The Seattle-based company posted first-quarter operating profit of $15.3 billion. Revenue increased 13% to $143.3 billion in the period ended March 31, Amazon said Tuesday in a statement. Both figures topped analysts’ estimates.

Sales in the Amazon Web Services cloud unit were $25 billion, up 17% from a year earlier. Analysts estimated AWS sales of $24.1 billion.

“We’re seeing strong demand signals from our customers on the AWS side,” Chief Financial Officer Brian Olsavsky said on a call with reporters. “They’re signing longer deals with larger commitments, many with generative AI components.” Olsavsky said generative artificial intelligence now represented a “multi-billion dollar revenue run rate business” for Amazon, the first time the company has publicly put even an approximate figure on that franchise.

That will come at a cost. The AI chatbots, data-crunching tools, and other software that respond to queries from users are possible only thanks to massive quantities of cutting-edge computer chips. Olsavsky said Amazon’s capital expenditures would “meaningfully increase” in 2024, primarily to support AWS growth, including for generative AI. The company has said it will spend more than $150 billion to build out and operate data centers in the coming years.

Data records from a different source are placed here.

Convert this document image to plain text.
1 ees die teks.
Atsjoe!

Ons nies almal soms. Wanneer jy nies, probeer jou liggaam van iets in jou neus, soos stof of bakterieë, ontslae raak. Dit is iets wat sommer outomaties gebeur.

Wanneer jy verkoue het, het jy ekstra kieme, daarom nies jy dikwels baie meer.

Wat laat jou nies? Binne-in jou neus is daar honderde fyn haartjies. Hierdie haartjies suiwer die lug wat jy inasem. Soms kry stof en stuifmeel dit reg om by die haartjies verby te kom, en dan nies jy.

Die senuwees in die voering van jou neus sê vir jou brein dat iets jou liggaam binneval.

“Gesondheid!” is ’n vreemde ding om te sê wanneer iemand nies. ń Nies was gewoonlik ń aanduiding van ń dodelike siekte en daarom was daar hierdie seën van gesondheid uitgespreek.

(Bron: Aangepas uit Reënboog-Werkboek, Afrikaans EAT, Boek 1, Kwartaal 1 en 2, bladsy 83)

Sales growth at the cloud unit had slowed to a record low last year as businesses cut back on technology spending and sought to curb computing bills that ballooned during the pandemic. Investors have been banking on a rebound this year, particularly after strong results last week from Microsoft Corp. and Alphabet Inc.’s Google, Amazon’s two main rivals in the business of renting computing power and data storage.

AWS generated a profit of $9.42 billion in the quarter. The unit’s operating margin — 37.6% — is the widest since Amazon began disclosing sales for its cloud business. The division held its largest-ever layoffs last year, and has continued to trim its ranks selectively, even as it hires in other areas.

Amazon said revenue will be $144 billion to $149 billion in the period ending in June. Analysts, on average, projected $150.2 billion.

The company’s main e-commerce business reported sales of $54.6 billion in the quarter, slightly missing analysts’ estimates. Olsavsky said consumers continue to trade down to save money. Shoppers are ordering more consumables, which they need quickly, but also cost less than other categories, he said. That puts pressure on the profitability of the business because Amazon has to process and deliver more units.

The slowing e-commerce sales also have pushed Amazon to seek greater growth for other business lines. For example, advertising revenue rose 24% to $11.8 billion. The results reflect the first quarter since Amazon introduced video advertising to the Prime Video streaming service.

Amazon shares gained 3.2% to $180.59 as the markets opened in New York. As of the Tuesday close, the stock had jumped about 15% this year.